Le P. Labbe, [13] jésuite natif de Bourges, a fait en petit volume la vie de notre Galien, [14] toute extraite de ses œuvres. Il me l’a donnée et dédiée toute manuscrite, je m’en vais la faire imprimer in‑8o et puis nous en enverrons à tous nos amis. [5] On parle ici du mariage du roi [15] avec toute sorte d’incertitude, on dit que ce sera pour le 3e de juin. Voilà un conseiller du Châtelet qui vient de sortir de céans avec sa femme et qui venaient se réjouir avec moi du mariage de mon fils aîné. [16] Il m’a dit que demain sera exécuté en Grève [17] un grand voleur nommé le Solitaire, [6][18] âgé de 22 ans, qui sera rompu et aura quatre coups vifs ; qu’il fut jugé hier prévotalement ; demain matin, qu’il sera mis à la question [19] et l’après-dînée mené en Grève. [20] Il m’a aussi parlé du mariage du roi comme de chose fort incertaine, mais que néanmoins on s’apprête à l’Hôtel de Ville pour lui faire une belle entrée. M. Talon, [21] avocat général, voudrait bien accommoder l’affaire de M. Des Gorris [22] à cause de Guénault [23] qui s’en mêle ; mais M. Blondel [24] a dit à M. le premier président [25] qu’il ne veut point d’autre accord qu’un arrêt définitif ; en ce cas-là, le huguenot [26] perdra. [7] Je vous baise très humblement les mains et suis de tout mon cœur votre, etc.

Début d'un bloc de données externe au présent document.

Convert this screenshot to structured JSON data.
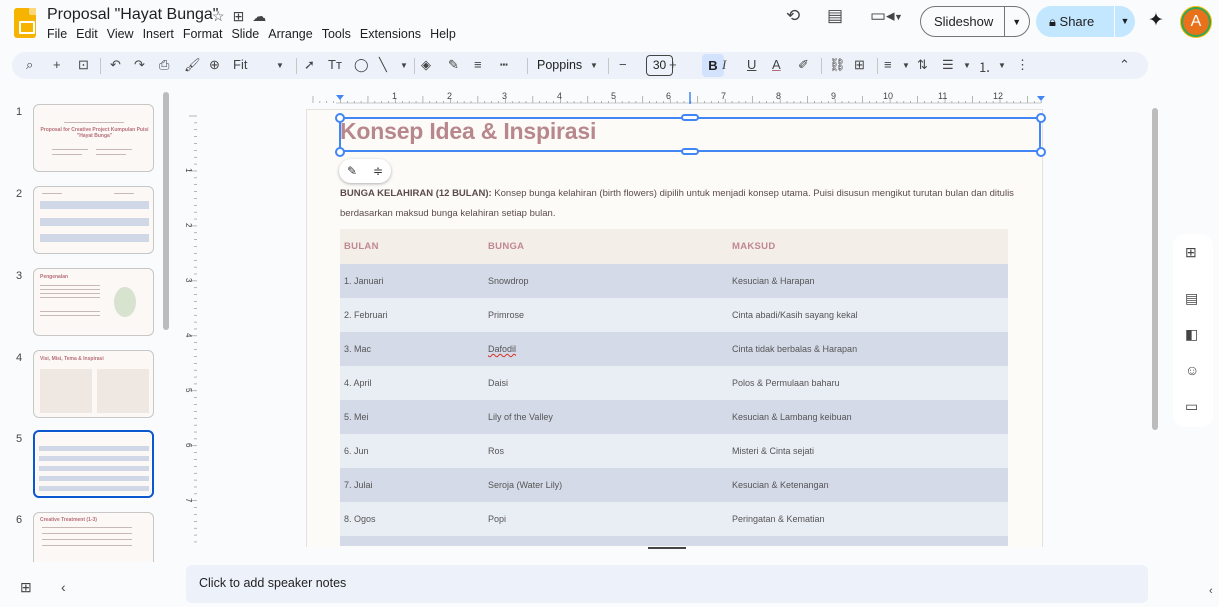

De Paris, ce 28e de mai 1660.

M. Blondel me vient de dire qu’il a reçu le plaidoyer de M. Talon, à quoi il n’y a qu’un mot à corriger et les conclusions à mettre de sa propre main ; ensuite il mettra au greffe et tôt après, le fera imprimer. Il m’a dit aussi que l’Université de Paris a fait opposition et intervention contre M. Des Gorris. Leur avocat se prépare pour plaider après le nôtre de demain en huit jours. Voilà plusieurs moyens et arcs-boutants pour gagner ce procès contre les huguenots. Je vous prie de faire mes recommandations à Mme Falconet et à notre bon ami M. Spon.


a.

Bulderen, no clxxxi (tome ii, pages 49‑51) ; Reveillé-Parise, no dxv (tome iii, pages 213‑215).

1.

Rescision : « action qu’on intente pour faire casser un contrat ou autre acte en justice » (Furetière). V. note [14], lettre 411, pour le contrat d’union signé entre les chirurgiens de Saint-Côme et les chirurgiens barbiers.

2.

« Prendre un juge à partie, c’est l’intimer en son propre nom » (Furetière) ; Reveillé-Parise a jugé bon de corriger le prendront de Bulderen en perdront. V. note [2], lettre 591, pour l’arrêt obtenu par la Faculté de médecine contre les chirurgiens, obligeant ceux de Saint-Côme à s’unir aux barbiers et leur interdisant de porter bonnet carré et robe longue.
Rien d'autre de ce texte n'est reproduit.